I think this thing loves Batman too!
Batman meets and defeats Everyfreak while prowling about Dr. Lovemonkey's psychiatric offices. He finds a hard drive off Byron's computer and takes it back to the Batcave hoping to find evidence to the leader of The League of Smiles. After wading through dozens of files that scream motivation for faking one's own death and describing patients like Everyfreak as "too willful" and "too difficult to control", Batman decides he can't find any evidence as to the identity of The Merrymaker. I'm beginning to suspect that Batman is the World's Worst Detective.
Batman did, however, find files on the other three lunatic members of the League of Smiles!
Oh look! One of them is an insane dentist! Probably could pull out someone's teeth to shove on a corpse for a good death faking!
As Batman obstinately refused to acknowledge Dr. Lovemonkey's flirtatious advances (you know, the clues!), The Merrymaker and the League of Smiles are busy killing mob members. These are just more love notes to Batman! They're Valentine's Day gifts! You're always supposed to get people things that they can't get themselves, so giving Batman murdered bad guys is perfect! Except Batman figures out that this was perpetrated by someone else which means they were killed by Emperor Penguin. How come Batman figures this out immediately but he doesn't know The Merrymaker is actually Dr. Byron Lovemonkey?
Finally! Sheesh!
Now Batman's detective work kicks in because he also suddenly knows where the League of Smiles will attack next! I haven't even figured that one out yet! He is amazing. I mean, he's amazing once he figures out who the bad guy actually is. Batman decides to surprise his Valentine's date by telling him he's not interested in front of his date's henchmen. That's pretty embarrassing.

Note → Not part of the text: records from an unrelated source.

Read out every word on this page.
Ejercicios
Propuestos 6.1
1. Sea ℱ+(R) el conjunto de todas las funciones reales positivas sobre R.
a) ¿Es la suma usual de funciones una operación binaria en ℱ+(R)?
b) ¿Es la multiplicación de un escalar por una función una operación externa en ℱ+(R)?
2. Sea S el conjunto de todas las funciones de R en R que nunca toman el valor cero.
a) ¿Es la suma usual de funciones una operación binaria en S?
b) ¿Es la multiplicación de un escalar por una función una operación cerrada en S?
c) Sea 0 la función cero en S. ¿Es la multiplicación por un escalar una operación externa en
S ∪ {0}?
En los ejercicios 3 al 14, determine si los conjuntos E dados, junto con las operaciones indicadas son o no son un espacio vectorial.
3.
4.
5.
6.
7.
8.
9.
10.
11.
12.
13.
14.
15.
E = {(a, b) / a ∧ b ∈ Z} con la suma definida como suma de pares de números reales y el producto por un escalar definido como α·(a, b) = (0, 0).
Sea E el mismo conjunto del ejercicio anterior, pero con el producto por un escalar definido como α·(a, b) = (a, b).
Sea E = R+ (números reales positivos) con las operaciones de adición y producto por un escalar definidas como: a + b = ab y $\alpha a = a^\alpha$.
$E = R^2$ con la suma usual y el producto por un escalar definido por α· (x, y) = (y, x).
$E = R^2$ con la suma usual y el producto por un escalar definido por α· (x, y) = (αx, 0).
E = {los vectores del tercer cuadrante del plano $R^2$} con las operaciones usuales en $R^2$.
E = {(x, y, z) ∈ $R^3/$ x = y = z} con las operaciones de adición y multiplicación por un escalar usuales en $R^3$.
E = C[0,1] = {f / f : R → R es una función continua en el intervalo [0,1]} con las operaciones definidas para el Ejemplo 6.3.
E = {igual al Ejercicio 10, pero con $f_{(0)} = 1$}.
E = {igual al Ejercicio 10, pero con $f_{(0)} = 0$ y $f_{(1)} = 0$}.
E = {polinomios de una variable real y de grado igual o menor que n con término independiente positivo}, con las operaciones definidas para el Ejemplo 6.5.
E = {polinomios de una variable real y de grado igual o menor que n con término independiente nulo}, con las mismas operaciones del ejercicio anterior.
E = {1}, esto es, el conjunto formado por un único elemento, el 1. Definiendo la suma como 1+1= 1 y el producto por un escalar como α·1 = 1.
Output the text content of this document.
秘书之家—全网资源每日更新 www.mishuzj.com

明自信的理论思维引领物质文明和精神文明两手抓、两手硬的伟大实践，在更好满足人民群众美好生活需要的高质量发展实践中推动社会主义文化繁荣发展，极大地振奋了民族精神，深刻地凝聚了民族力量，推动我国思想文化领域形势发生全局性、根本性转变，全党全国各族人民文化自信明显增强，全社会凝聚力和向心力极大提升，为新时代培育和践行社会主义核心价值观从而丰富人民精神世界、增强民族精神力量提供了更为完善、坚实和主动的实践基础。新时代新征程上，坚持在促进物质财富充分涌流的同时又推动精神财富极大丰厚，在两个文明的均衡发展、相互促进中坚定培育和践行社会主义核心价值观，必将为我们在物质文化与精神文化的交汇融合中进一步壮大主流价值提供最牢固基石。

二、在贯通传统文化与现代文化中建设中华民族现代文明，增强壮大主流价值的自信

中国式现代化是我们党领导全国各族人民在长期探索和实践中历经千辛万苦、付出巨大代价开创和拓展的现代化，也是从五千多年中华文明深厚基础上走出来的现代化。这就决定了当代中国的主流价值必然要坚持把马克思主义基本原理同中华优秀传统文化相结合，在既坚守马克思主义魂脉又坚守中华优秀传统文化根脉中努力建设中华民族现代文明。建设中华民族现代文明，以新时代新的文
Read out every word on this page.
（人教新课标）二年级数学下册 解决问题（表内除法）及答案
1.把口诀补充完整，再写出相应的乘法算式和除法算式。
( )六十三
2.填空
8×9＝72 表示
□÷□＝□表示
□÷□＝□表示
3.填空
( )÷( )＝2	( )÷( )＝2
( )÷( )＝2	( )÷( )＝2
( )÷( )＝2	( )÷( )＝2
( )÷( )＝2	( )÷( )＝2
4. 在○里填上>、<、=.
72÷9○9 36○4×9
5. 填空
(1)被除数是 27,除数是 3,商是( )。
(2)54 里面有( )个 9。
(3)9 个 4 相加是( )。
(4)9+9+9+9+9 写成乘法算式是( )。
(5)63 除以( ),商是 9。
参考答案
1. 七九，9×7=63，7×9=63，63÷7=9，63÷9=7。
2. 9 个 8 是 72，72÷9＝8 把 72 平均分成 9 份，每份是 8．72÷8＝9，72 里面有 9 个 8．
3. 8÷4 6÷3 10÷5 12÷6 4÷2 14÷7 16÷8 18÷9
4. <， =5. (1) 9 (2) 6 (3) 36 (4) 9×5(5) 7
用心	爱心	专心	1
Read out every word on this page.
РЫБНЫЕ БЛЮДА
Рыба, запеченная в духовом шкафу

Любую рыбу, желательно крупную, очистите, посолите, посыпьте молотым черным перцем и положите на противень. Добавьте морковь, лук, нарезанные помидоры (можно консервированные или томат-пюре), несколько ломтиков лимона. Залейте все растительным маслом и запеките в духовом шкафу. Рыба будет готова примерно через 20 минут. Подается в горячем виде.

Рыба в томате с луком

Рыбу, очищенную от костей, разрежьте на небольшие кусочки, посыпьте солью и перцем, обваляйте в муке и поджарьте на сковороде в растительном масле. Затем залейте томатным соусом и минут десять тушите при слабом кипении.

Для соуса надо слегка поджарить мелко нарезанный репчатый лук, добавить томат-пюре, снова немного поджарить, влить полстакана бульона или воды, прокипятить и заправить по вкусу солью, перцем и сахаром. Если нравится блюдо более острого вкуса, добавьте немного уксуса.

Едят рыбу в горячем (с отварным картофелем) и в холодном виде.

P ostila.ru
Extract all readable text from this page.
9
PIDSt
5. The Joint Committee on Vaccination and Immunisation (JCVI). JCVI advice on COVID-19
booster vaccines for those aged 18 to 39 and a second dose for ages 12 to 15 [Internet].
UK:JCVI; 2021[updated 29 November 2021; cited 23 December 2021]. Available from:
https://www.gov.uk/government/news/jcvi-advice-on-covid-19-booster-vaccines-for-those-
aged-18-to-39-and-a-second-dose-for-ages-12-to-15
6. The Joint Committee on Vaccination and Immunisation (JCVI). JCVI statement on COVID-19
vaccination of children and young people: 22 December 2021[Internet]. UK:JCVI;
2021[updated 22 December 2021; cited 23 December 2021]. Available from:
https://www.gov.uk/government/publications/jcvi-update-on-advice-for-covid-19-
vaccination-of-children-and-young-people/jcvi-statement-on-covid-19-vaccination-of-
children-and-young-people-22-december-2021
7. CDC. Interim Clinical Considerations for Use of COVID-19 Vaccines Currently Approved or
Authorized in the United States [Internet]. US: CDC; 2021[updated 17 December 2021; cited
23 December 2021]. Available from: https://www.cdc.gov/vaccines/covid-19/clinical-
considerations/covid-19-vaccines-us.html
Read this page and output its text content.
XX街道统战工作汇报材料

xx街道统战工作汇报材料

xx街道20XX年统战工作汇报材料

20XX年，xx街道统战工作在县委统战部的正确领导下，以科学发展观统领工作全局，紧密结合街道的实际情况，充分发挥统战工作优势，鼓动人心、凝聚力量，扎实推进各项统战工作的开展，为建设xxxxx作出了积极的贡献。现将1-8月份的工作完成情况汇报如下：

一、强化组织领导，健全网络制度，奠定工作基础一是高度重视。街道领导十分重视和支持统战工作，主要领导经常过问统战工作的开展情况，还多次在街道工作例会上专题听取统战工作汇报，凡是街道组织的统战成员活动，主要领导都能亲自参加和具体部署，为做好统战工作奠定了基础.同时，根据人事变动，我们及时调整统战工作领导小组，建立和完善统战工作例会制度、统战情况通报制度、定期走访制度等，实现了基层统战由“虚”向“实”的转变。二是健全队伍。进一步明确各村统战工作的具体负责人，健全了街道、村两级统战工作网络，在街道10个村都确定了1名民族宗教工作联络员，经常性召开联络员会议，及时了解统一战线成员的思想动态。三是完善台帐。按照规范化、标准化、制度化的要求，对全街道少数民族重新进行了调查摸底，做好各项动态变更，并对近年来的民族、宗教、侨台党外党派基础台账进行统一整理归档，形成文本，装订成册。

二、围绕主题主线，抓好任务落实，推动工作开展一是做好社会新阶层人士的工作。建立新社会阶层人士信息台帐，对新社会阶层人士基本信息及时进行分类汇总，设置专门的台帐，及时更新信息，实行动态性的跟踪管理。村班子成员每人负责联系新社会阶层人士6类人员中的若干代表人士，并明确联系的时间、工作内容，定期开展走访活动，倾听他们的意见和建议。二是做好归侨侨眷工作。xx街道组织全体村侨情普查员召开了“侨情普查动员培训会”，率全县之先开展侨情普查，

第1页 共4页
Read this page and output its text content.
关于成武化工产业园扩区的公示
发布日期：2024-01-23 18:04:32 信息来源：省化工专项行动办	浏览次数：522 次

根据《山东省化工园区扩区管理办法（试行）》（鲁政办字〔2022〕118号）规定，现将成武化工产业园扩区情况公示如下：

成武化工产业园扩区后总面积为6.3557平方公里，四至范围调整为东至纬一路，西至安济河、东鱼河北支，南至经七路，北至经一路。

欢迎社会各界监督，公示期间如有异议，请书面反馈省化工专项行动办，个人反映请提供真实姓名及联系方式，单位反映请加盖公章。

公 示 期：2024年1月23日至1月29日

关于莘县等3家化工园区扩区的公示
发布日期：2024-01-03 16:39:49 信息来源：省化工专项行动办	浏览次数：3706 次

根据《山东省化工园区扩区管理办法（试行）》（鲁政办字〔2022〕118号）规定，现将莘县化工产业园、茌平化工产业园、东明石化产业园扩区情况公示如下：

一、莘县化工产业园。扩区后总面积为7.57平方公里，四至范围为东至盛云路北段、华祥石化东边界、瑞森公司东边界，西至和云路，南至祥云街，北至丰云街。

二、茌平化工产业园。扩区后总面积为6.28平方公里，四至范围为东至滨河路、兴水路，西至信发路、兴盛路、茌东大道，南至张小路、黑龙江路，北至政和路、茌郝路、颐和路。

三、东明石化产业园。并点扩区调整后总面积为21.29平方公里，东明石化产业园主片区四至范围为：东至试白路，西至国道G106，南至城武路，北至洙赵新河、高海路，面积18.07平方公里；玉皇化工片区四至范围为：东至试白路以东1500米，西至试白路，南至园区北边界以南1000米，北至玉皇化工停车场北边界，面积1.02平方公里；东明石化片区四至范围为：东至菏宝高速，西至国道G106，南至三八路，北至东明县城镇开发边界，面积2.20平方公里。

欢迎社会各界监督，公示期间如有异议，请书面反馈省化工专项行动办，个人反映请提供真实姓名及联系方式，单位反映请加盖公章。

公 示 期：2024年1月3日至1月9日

"It was easy to see what you were up to. Trying to win my love and affection and butt sex."
So while Batman can't figure out Dr. Lovemonkey is The Merrymaker from some pretty obvious clues on the hard drive he searches through, he does put all the information from the hard drive together once he realizes Dr. Lovemonkey faked his own death. He allows The League of Smiles to beat The Merrymaker nearly to death simply so he can taser the whole batch of them. Batman is the biggest sadist of them all with the smallest heart! He doesn't learn anything about love on this day. He will remain sad and alone forever. Unless The Joker can teach him about love in Batman #17!
The back-up story shows Dr. Lovemonkey being evaluated by another insane psychiatrist and being sent to Arkham Asylum. Looks like the Merrymaker is going to truly go insane once "treated" at Arkham and become a regular member of the Bat Villain club.
Detective Comics #17 Rating: No change. It was a decent comic book with just the one flaw: Batman sucks at detective work until he doesn't and then he's a fucking psychic intuitive genius. I actually hope The Merrymaker becomes a staple of future Batman comics once he loses his fixation on people fixated on the Joker and just gets his own brand of crazy from being institutionalized at Arkham.